Des résultats liés aux évolutions du chômage

En 2007, le nombre de bénéficiaires du RMI diminuait de 12 % par rapport à 2006 mais dans le même temps le chômage de longue durée reculait très fortement.
La Dordogne bénéficiait des bons résultats de l’emploi et de l’action gouvernementale. Le conseil général ne voyait lui que l’efficacité de ses mesures. Aujourd’hui, le taux de chômage augmente de nouveau ( + 8,7 % par rapport à octobre 2007) du fait de la dégradation de la conjoncture internationale, le nombre de rmistes devrait malheureusement de nouveau croître. Il y a fort à parier que le conseil général dénoncera la politique nationale sans jamais remettre en question sa gestion locale ou plutôt son inaction.

Quelle politique d’insertion?

En effet, la politique d’insertion reste faiblement dotée. Son poids budgétaire ne représente que 10% du RMI. Son efficacité est également douteuse. En 2001, la cour des comptes reprochait déjà au conseil général l’absence d’évaluation de ses actions. En 2004, un cabinet extérieur démontrait que l’offre d’insertion par l’activité économique était largement inférieure en Dordogne à la moyenne nationale. Au delà des déclarations de JP Lotterie, les chiffres ont un sens.

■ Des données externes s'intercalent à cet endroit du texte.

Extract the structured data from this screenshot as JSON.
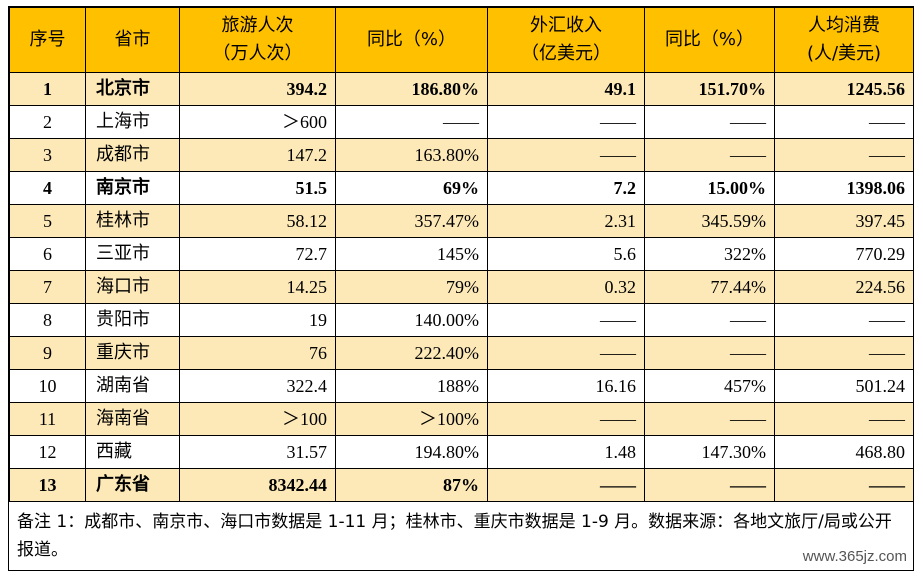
{
  "headers": [
    [
      "序号",
      ""
    ],
    [
      "省市",
      ""
    ],
    [
      "旅游人次",
      "（万人次）"
    ],
    [
      "同比（%）",
      ""
    ],
    [
      "外汇收入",
      "（亿美元）"
    ],
    [
      "同比（%）",
      ""
    ],
    [
      "人均消费",
      "(人/美元)"
    ]
  ],
  "rows": [
    {
      "bold": true,
      "cells": [
        "1",
        "北京市",
        "394.2",
        "186.80%",
        "49.1",
        "151.70%",
        "1245.56"
      ]
    },
    {
      "bold": false,
      "cells": [
        "2",
        "上海市",
        "＞600",
        "——",
        "——",
        "——",
        "——"
      ]
    },
    {
      "bold": false,
      "cells": [
        "3",
        "成都市",
        "147.2",
        "163.80%",
        "——",
        "——",
        "——"
      ]
    },
    {
      "bold": true,
      "cells": [
        "4",
        "南京市",
        "51.5",
        "69%",
        "7.2",
        "15.00%",
        "1398.06"
      ]
    },
    {
      "bold": false,
      "cells": [
        "5",
        "桂林市",
        "58.12",
        "357.47%",
        "2.31",
        "345.59%",
        "397.45"
      ]
    },
    {
      "bold": false,
      "cells": [
        "6",
        "三亚市",
        "72.7",
        "145%",
        "5.6",
        "322%",
        "770.29"
      ]
    },
    {
      "bold": false,
      "cells": [
        "7",
        "海口市",
        "14.25",
        "79%",
        "0.32",
        "77.44%",
        "224.56"
      ]
    },
    {
      "bold": false,
      "cells": [
        "8",
        "贵阳市",
        "19",
        "140.00%",
        "——",
        "——",
        "——"
      ]
    },
    {
      "bold": false,
      "cells": [
        "9",
        "重庆市",
        "76",
        "222.40%",
        "——",
        "——",
        "——"
      ]
    },
    {
      "bold": false,
      "cells": [
        "10",
        "湖南省",
        "322.4",
        "188%",
        "16.16",
        "457%",
        "501.24"
      ]
    },
    {
      "bold": false,
      "cells": [
        "11",
        "海南省",
        "＞100",
        "＞100%",
        "——",
        "——",
        "——"
      ]
    },
    {
      "bold": false,
      "cells": [
        "12",
        "西藏",
        "31.57",
        "194.80%",
        "1.48",
        "147.30%",
        "468.80"
      ]
    },
    {
      "bold": true,
      "cells": [
        "13",
        "广东省",
        "8342.44",
        "87%",
        "——",
        "——",
        "——"
      ]
    }
  ],
  "note": "备注 1：成都市、南京市、海口市数据是 1-11 月；桂林市、重庆市数据是 1-9 月。数据来源：各地文旅厅/局或公开报道。",
  "watermark": "www.365jz.com",
  "colors": {
    "header_bg": "#ffc000",
    "odd_row_bg": "#fde9b8"
  }
}
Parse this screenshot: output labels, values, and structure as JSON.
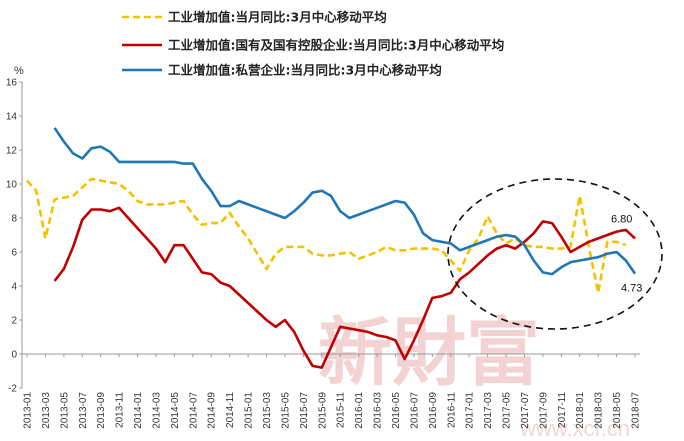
{
  "chart_data": {
    "type": "line",
    "ylabel": "%",
    "ylim": [
      -2,
      16
    ],
    "yticks": [
      -2,
      0,
      2,
      4,
      6,
      8,
      10,
      12,
      14,
      16
    ],
    "x": [
      "2013-01",
      "2013-02",
      "2013-03",
      "2013-04",
      "2013-05",
      "2013-06",
      "2013-07",
      "2013-08",
      "2013-09",
      "2013-10",
      "2013-11",
      "2013-12",
      "2014-01",
      "2014-02",
      "2014-03",
      "2014-04",
      "2014-05",
      "2014-06",
      "2014-07",
      "2014-08",
      "2014-09",
      "2014-10",
      "2014-11",
      "2014-12",
      "2015-01",
      "2015-02",
      "2015-03",
      "2015-04",
      "2015-05",
      "2015-06",
      "2015-07",
      "2015-08",
      "2015-09",
      "2015-10",
      "2015-11",
      "2015-12",
      "2016-01",
      "2016-02",
      "2016-03",
      "2016-04",
      "2016-05",
      "2016-06",
      "2016-07",
      "2016-08",
      "2016-09",
      "2016-10",
      "2016-11",
      "2016-12",
      "2017-01",
      "2017-02",
      "2017-03",
      "2017-04",
      "2017-05",
      "2017-06",
      "2017-07",
      "2017-08",
      "2017-09",
      "2017-10",
      "2017-11",
      "2017-12",
      "2018-01",
      "2018-02",
      "2018-03",
      "2018-04",
      "2018-05",
      "2018-06",
      "2018-07"
    ],
    "xtick_labels": [
      "2013-01",
      "2013-03",
      "2013-05",
      "2013-07",
      "2013-09",
      "2013-11",
      "2014-01",
      "2014-03",
      "2014-05",
      "2014-07",
      "2014-09",
      "2014-11",
      "2015-01",
      "2015-03",
      "2015-05",
      "2015-07",
      "2015-09",
      "2015-11",
      "2016-01",
      "2016-03",
      "2016-05",
      "2016-07",
      "2016-09",
      "2016-11",
      "2017-01",
      "2017-03",
      "2017-05",
      "2017-07",
      "2017-09",
      "2017-11",
      "2018-01",
      "2018-03",
      "2018-05",
      "2018-07"
    ],
    "series": [
      {
        "name": "工业增加值:当月同比:3月中心移动平均",
        "color": "#f2c200",
        "style": "dashed",
        "values": [
          10.2,
          9.6,
          6.8,
          9.1,
          9.2,
          9.3,
          9.8,
          10.3,
          10.2,
          10.1,
          10.0,
          9.6,
          9.0,
          8.8,
          8.8,
          8.8,
          8.9,
          9.0,
          8.2,
          7.6,
          7.7,
          7.7,
          8.3,
          7.5,
          6.8,
          5.9,
          5.0,
          5.9,
          6.3,
          6.3,
          6.3,
          5.9,
          5.8,
          5.8,
          5.9,
          6.0,
          5.6,
          5.8,
          6.0,
          6.3,
          6.1,
          6.1,
          6.2,
          6.2,
          6.2,
          6.1,
          5.5,
          4.9,
          6.1,
          6.8,
          8.1,
          7.1,
          6.5,
          6.8,
          6.4,
          6.3,
          6.3,
          6.2,
          6.2,
          6.3,
          9.3,
          6.3,
          3.6,
          6.6,
          6.6,
          6.4,
          null
        ],
        "end_label": ""
      },
      {
        "name": "工业增加值:国有及国有控股企业:当月同比:3月中心移动平均",
        "color": "#c00000",
        "style": "solid",
        "values": [
          null,
          null,
          null,
          4.3,
          5.0,
          6.3,
          7.9,
          8.5,
          8.5,
          8.4,
          8.6,
          8.0,
          7.4,
          6.8,
          6.2,
          5.4,
          6.4,
          6.4,
          5.6,
          4.8,
          4.7,
          4.2,
          4.0,
          3.5,
          3.0,
          2.5,
          2.0,
          1.6,
          2.0,
          1.3,
          0.2,
          -0.7,
          -0.8,
          0.4,
          1.6,
          1.5,
          1.4,
          1.3,
          1.1,
          1.0,
          0.8,
          -0.3,
          0.8,
          2.0,
          3.3,
          3.4,
          3.6,
          4.4,
          4.8,
          5.3,
          5.8,
          6.2,
          6.4,
          6.2,
          6.6,
          7.1,
          7.8,
          7.7,
          6.9,
          6.0,
          6.3,
          6.6,
          6.8,
          7.0,
          7.2,
          7.3,
          6.8
        ],
        "end_label": "6.80"
      },
      {
        "name": "工业增加值:私营企业:当月同比:3月中心移动平均",
        "color": "#1f77b4",
        "style": "solid",
        "values": [
          null,
          null,
          null,
          13.3,
          12.5,
          11.8,
          11.5,
          12.1,
          12.2,
          11.9,
          11.3,
          11.3,
          11.3,
          11.3,
          11.3,
          11.3,
          11.3,
          11.2,
          11.2,
          10.3,
          9.6,
          8.7,
          8.7,
          9.0,
          8.8,
          8.6,
          8.4,
          8.2,
          8.0,
          8.4,
          8.9,
          9.5,
          9.6,
          9.3,
          8.4,
          8.0,
          8.2,
          8.4,
          8.6,
          8.8,
          9.0,
          8.9,
          8.2,
          7.1,
          6.7,
          6.6,
          6.5,
          6.1,
          6.3,
          6.5,
          6.7,
          6.9,
          7.0,
          6.9,
          6.4,
          5.5,
          4.8,
          4.7,
          5.1,
          5.4,
          5.5,
          5.6,
          5.7,
          5.9,
          6.0,
          5.5,
          4.73
        ],
        "end_label": "4.73"
      }
    ],
    "annotation": "dashed ellipse highlighting 2016-11 to 2018-07",
    "grid": false,
    "legend_position": "top"
  },
  "watermark": {
    "text": "新財富",
    "url": "www.xcf.cn"
  }
}
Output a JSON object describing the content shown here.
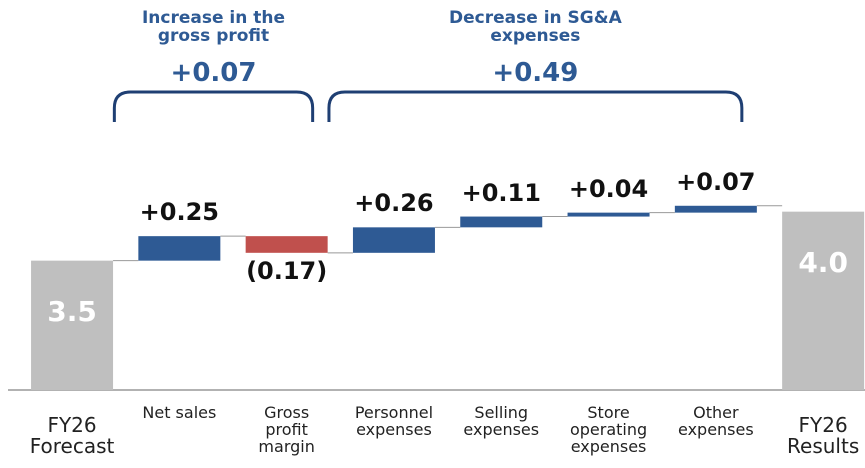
{
  "chart_data": {
    "type": "waterfall",
    "categories": [
      "FY26 Forecast",
      "Net sales",
      "Gross profit margin",
      "Personnel expenses",
      "Selling expenses",
      "Store operating expenses",
      "Other expenses",
      "FY26 Results"
    ],
    "values": [
      3.5,
      0.25,
      -0.17,
      0.26,
      0.11,
      0.04,
      0.07,
      4.0
    ],
    "value_labels": [
      "3.5",
      "+0.25",
      "(0.17)",
      "+0.26",
      "+0.11",
      "+0.04",
      "+0.07",
      "4.0"
    ],
    "measure": [
      "absolute",
      "relative",
      "relative",
      "relative",
      "relative",
      "relative",
      "relative",
      "absolute"
    ],
    "colors": {
      "increase": "#2e5a94",
      "decrease": "#c0504d",
      "total": "#bfbfbf"
    },
    "ylim": [
      2.18,
      6.16
    ],
    "annotations": [
      {
        "text": "Increase in the gross profit",
        "value": 0.07,
        "value_label": "+0.07",
        "from": 1,
        "to": 2
      },
      {
        "text": "Decrease in SG&A expenses",
        "value": 0.49,
        "value_label": "+0.49",
        "from": 3,
        "to": 6
      }
    ]
  }
}
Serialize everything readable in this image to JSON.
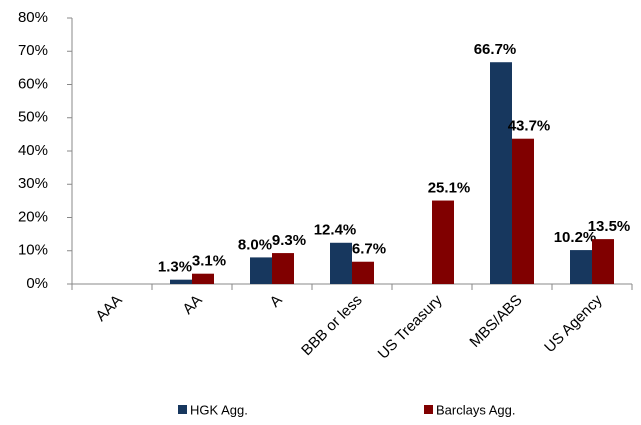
{
  "chart_data": {
    "type": "bar",
    "categories": [
      "AAA",
      "AA",
      "A",
      "BBB or less",
      "US Treasury",
      "MBS/ABS",
      "US Agency"
    ],
    "series": [
      {
        "name": "HGK Agg.",
        "color": "#17375e",
        "values": [
          null,
          1.3,
          8.0,
          12.4,
          null,
          66.7,
          10.2
        ],
        "value_labels": [
          null,
          "1.3%",
          "8.0%",
          "12.4%",
          null,
          "66.7%",
          "10.2%"
        ]
      },
      {
        "name": "Barclays Agg.",
        "color": "#800000",
        "values": [
          null,
          3.1,
          9.3,
          6.7,
          25.1,
          43.7,
          13.5
        ],
        "value_labels": [
          null,
          "3.1%",
          "9.3%",
          "6.7%",
          "25.1%",
          "43.7%",
          "13.5%"
        ]
      }
    ],
    "ylim": [
      0,
      80
    ],
    "yticks": [
      {
        "value": 0,
        "label": "0%"
      },
      {
        "value": 10,
        "label": "10%"
      },
      {
        "value": 20,
        "label": "20%"
      },
      {
        "value": 30,
        "label": "30%"
      },
      {
        "value": 40,
        "label": "40%"
      },
      {
        "value": 50,
        "label": "50%"
      },
      {
        "value": 60,
        "label": "60%"
      },
      {
        "value": 70,
        "label": "70%"
      },
      {
        "value": 80,
        "label": "80%"
      }
    ],
    "grid": false,
    "legend": "bottom"
  }
}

Des discours et peu de résultats

Le conseil général parle d’une réponse adaptée : moins de 40 % des rmistes bénéficiaient d’une offre d’insertion
Le conseil général parle de rapidité : le délai est de 3 mois pour qu’un conseiller d’insertion prenne contact avec un rmiste
Le conseil général parle de contrôles : chacun peut en apprécier la pertinence
Le conseil général parle d’efficacité : 6000 périgordins vivent avec le RMI , la Dordogne se classant parmi les Départements où la proportion des Rmistes est la plus élevée.

Quelle politique sociale attendre dans ce cas ? La réponse ne pourra venir des élus socialistes départementaux, mais du déploiement du RSA construit et voté par l’UMP.
Sachons défendre ce projet et rappeler que nous sommes les porteurs d’une politique dynamique et rénovée tournée vers les plus fragiles d’entre nous.